You’re a clueless schmuck who knows nothing about science and has arrogantly built a big fat fake museum to promote medieval bullshit — you should not be surprised to learn that you are held in very low esteem by the community of scholars and scientists, and by the even larger community of lay people who have made the effort to learn more about science than you have (admittedly, though, you have set the bar very, very low on that, and there are 5 year old children who have a better grasp of the principles of science as well as more mastery of details of evolution than you do.)

Maybe you should write a blog entry calling attention to each insult given to you. I think that’s your calling, and it’s probably god’s intended mission for you in life, to inspire contempt.

(I encourage each and every one of my readers to express their true feelings about Ken Ham in the comment thread here. Then I want Mr Ham to write an indignant post complaining that “So-and-so called me a “disgrace to brain-damaged clowns””, or whatever — that’ll keep him occupied for years, and will distract him from his campaign of abusing the minds of young children. Be creative.)

Sorry — I’m not talking to you today

This weekend has been busy — yesterday, I gave my talk at the Amaz!ng Meeting, and I think it went OK. I tried to go against type and gave a talk that was all science and biology*, no debunking, no godless inspiration pep talk, no railing at the state of delusional thinking and ignorance in the US. I saved all that instead for the conversations with people afterwards. I was hanging out with swarms of people all day and all night, talking myself hoarse and listening to all these interesting skeptics. I was up until 3am, at which time I discovered I was drinking something bright blue called an “Adios, Motherfucker”, which seemed like an appropriate time to finally drag myself off to bed.

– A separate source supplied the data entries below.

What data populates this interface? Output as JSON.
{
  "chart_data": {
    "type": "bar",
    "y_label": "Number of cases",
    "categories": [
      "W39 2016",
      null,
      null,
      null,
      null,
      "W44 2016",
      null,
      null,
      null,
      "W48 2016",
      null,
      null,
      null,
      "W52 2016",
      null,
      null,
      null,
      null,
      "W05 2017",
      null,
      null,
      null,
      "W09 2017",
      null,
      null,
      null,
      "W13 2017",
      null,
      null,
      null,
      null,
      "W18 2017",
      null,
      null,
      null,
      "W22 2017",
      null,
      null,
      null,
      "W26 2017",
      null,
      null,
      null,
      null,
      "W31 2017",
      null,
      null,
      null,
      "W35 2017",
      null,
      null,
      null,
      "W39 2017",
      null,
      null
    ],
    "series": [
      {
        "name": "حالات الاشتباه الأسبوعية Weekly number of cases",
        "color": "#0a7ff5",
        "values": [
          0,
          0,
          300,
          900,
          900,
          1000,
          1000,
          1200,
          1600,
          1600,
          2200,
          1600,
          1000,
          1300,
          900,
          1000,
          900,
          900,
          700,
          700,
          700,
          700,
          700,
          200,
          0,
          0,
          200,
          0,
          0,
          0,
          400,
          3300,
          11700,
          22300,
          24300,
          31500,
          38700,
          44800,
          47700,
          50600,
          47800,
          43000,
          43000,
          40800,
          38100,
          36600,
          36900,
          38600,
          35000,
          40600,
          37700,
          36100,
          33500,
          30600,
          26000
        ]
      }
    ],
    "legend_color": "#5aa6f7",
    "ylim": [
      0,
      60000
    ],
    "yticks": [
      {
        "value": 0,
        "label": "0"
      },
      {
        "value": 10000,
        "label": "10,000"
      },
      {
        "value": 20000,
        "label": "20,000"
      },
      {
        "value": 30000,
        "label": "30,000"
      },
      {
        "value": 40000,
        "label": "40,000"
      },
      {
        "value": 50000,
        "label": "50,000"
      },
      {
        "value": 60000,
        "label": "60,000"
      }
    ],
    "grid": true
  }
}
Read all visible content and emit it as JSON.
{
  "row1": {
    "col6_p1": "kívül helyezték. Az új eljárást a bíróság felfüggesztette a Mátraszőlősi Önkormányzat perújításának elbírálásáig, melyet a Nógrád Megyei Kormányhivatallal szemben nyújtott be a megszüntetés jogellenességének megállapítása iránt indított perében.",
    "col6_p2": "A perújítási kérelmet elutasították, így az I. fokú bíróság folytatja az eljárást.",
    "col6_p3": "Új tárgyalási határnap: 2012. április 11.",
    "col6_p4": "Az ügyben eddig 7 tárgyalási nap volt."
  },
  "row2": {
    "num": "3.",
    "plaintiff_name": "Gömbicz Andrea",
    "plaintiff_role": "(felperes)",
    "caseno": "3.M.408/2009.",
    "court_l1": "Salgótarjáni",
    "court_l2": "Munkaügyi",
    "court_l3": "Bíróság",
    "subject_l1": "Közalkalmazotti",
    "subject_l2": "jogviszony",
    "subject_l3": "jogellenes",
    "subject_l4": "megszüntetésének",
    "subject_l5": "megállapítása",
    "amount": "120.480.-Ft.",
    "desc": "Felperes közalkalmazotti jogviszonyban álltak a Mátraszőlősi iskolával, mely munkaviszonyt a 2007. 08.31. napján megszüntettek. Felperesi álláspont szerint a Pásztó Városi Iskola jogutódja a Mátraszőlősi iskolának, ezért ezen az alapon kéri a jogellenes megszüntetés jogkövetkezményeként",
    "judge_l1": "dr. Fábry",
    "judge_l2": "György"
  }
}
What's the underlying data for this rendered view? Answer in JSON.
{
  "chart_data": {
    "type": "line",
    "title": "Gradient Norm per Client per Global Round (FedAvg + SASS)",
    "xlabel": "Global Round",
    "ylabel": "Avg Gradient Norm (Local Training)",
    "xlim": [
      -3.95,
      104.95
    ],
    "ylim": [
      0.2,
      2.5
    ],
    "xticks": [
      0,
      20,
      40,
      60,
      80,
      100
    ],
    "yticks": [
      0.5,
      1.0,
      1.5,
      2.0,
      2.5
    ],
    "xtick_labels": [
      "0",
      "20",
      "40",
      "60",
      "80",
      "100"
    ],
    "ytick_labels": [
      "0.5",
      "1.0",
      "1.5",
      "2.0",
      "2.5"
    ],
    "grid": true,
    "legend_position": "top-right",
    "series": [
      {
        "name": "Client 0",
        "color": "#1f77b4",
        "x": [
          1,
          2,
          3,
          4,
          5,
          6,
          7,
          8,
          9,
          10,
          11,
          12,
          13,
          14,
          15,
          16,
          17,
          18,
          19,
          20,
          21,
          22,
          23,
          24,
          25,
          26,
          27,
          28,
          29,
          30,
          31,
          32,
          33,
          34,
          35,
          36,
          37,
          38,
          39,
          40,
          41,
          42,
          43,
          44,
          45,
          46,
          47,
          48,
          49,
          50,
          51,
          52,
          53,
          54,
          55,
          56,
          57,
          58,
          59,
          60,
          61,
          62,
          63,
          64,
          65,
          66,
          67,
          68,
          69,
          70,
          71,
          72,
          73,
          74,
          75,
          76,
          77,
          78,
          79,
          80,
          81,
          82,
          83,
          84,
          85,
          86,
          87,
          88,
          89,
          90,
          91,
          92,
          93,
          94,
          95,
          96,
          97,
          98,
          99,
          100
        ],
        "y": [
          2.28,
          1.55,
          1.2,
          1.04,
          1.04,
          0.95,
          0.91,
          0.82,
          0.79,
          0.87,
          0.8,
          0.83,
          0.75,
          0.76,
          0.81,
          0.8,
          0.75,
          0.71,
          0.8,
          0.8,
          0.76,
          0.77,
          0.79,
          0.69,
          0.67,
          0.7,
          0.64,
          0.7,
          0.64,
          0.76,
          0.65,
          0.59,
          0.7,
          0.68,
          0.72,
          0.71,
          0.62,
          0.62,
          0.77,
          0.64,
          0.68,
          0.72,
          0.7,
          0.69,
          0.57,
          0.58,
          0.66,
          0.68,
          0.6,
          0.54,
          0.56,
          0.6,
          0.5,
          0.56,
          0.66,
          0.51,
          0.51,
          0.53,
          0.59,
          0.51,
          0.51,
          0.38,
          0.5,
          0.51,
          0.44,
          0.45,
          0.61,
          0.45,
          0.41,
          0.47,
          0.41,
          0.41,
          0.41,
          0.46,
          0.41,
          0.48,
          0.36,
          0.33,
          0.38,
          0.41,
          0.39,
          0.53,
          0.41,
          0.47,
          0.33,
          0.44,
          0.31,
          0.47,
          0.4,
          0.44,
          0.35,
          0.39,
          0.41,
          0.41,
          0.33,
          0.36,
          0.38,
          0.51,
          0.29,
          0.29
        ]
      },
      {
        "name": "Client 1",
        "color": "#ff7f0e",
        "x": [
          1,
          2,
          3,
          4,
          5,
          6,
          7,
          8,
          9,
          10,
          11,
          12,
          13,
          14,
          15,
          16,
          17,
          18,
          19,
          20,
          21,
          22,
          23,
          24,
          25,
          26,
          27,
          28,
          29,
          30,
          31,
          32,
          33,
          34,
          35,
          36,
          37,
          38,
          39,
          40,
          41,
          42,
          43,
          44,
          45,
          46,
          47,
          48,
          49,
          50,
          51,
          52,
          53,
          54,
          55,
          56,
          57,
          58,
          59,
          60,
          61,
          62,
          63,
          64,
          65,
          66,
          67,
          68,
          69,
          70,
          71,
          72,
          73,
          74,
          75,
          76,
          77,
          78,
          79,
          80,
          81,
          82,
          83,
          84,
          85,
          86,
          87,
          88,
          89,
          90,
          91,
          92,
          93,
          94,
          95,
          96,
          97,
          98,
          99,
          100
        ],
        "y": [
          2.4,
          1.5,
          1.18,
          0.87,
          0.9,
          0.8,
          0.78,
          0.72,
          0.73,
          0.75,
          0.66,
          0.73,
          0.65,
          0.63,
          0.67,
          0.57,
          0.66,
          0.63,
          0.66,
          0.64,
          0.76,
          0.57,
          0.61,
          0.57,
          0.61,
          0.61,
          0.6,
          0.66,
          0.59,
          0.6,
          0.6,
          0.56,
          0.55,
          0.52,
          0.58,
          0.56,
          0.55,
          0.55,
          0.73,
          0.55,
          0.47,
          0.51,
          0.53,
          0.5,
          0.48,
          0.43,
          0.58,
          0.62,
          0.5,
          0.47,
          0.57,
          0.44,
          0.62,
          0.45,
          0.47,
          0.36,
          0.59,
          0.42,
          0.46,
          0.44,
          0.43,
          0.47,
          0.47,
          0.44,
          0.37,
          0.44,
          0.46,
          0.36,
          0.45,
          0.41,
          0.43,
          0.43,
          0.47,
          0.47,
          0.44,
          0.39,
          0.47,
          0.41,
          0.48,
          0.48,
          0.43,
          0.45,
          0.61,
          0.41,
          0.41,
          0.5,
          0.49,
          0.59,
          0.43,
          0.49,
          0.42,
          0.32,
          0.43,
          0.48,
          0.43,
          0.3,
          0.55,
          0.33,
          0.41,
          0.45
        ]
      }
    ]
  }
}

Today contains many more talks, and Ben Goldacre and I are hoping to sneak away sometime today to do something which isn’t quite what you might think a pair of soft-spoken tweedy academics would normally do…but you’ll just have to wait a bit to discover what that might be. Maybe we can get away during some boring, unimportant talk, like Phil Plait’s.

Anyway, if you really must hear my terrifying opinions on various matters like religion and science, I recorded a podcast for Point of Inquiry earlier this week, so you can tune into that and listen to D.J. Grothe needle me. While I was here, I also recorded about an hour of stuff for the Skeptics’ Guide to the Universe, which isn’t up yet, but Steve Novella has been all over the place here at TAM6 assembling lots of material — keep an eye on that podcast for all kinds of exciting conversation, not just with me, but many other people as well.

*Well, and with a good dose of Phil Plait bashing. Unfortunately, he’s giving his talk today, and I expect retaliation and escalation.